News and Events => Opinions & Editorials => Topic started by: Shana A on March 07, 2008, 05:31:48 PM Return to Full Version

Title: A “Bailey Controversy” Follow-Up, by Julia Serano
Post by: Shana A on March 07, 2008, 05:31:48 PM
 March 07, 2008
A "Bailey Controversy" Follow-Up, by Julia Serano

http://feministing.com/archives/008750.html (http://feministing.com/archives/008750.html)

Julia Serano is an Oakland, California-based writer, spoken word performer, trans activist, and biologist.
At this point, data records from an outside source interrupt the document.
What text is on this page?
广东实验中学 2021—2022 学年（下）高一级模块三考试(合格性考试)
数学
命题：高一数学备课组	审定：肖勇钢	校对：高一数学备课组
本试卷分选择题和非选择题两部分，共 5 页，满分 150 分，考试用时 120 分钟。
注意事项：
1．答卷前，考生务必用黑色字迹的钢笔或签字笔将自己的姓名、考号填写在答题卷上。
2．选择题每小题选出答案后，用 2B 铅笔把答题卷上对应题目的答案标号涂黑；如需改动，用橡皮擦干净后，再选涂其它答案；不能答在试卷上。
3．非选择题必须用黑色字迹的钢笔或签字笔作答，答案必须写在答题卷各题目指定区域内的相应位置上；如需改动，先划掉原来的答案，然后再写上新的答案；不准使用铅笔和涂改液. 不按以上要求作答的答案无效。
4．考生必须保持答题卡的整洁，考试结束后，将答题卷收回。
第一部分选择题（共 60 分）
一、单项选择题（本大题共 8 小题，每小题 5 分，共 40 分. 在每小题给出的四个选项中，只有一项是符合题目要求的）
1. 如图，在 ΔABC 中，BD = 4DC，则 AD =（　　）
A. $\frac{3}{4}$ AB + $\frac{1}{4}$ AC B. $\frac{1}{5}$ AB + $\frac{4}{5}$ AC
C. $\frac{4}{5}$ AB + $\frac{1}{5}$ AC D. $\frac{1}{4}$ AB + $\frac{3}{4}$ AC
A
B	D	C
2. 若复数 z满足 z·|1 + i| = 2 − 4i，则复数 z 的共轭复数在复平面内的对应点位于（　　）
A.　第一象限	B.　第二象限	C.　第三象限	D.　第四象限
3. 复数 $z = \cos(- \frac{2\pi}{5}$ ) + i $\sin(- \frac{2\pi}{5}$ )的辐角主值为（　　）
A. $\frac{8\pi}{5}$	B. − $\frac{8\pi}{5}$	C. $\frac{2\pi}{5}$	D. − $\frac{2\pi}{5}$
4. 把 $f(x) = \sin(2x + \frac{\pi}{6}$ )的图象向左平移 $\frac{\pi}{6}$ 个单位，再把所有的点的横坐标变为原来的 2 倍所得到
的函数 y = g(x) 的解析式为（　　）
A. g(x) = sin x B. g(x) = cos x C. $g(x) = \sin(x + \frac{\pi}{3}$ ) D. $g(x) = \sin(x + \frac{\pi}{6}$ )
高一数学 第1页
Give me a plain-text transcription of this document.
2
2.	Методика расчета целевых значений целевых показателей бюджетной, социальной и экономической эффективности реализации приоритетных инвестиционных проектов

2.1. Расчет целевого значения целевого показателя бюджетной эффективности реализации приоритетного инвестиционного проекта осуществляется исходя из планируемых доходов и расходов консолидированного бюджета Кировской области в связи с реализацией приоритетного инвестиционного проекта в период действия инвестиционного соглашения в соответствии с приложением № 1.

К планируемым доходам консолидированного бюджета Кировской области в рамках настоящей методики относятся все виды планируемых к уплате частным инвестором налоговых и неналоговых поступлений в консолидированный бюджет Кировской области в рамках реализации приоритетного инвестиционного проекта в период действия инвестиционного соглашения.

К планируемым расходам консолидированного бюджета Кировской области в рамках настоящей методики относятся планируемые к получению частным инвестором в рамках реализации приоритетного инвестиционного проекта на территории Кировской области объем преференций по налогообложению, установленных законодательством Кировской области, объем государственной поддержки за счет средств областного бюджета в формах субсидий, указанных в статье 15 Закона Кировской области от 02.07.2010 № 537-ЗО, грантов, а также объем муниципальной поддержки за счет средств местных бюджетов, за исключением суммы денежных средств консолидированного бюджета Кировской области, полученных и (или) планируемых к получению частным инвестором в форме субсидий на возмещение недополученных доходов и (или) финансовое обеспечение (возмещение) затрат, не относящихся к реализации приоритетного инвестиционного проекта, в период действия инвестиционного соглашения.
Back in August 2007, I posted a critique of a NY Times article regarding what has come to be known in the transgender community as the "Bailey controversy." Briefly, in 2003, psychologist J. Michael Bailey published a book, The Man Who Would Be Queen: The Science of Gender Bending and Transsexualism, that forwarded three of the most commonly repeated sexualizing stereotypes of trans women: that we are either gay men who transition to female in order to attract straight men, fetishists who transition in order to fulfill some kind of bizarre sex fantasy, and/or that we are "especially well suited to prostitution." The book was not only extremely trans-misogynistic, but it was marketed to a largely trans-ignorant lay audience as "science." A broad consensus of trans activists, allies and advocates found the book to be unapologetically pathologizing, sensationalizing, stigmatizing, and a distortion of both trans women's experiences and the scientific literature. The resulting backlash against the book was fierce and (as with any backlash) had its ugly moments. But it was also empowering in many ways as it represented the first time that the transgender community en masse stood up and forcibly challenged a theory forwarded by members of the psychological/gatekeeper establishment who hold institutional power over us.
Title: A “Bailey Controversy” Follow-Up, by Julia Serano
Post by: Natasha on March 07, 2008, 06:04:29 PM
A "Bailey Controversy" Follow-Up, by Julia Serano

http://feministing.com/archives/008750.html
03/07/2008

"Back in August 2007, I posted a critique of a NY Times article regarding what has come to be known in the transgender community as the "Bailey controversy." Briefly, in 2003, psychologist J. Michael Bailey published a book, The Man Who Would Be Queen: The Science of Gender Bending and Transsexualism, that forwarded three of the most commonly repeated sexualizing stereotypes of trans women."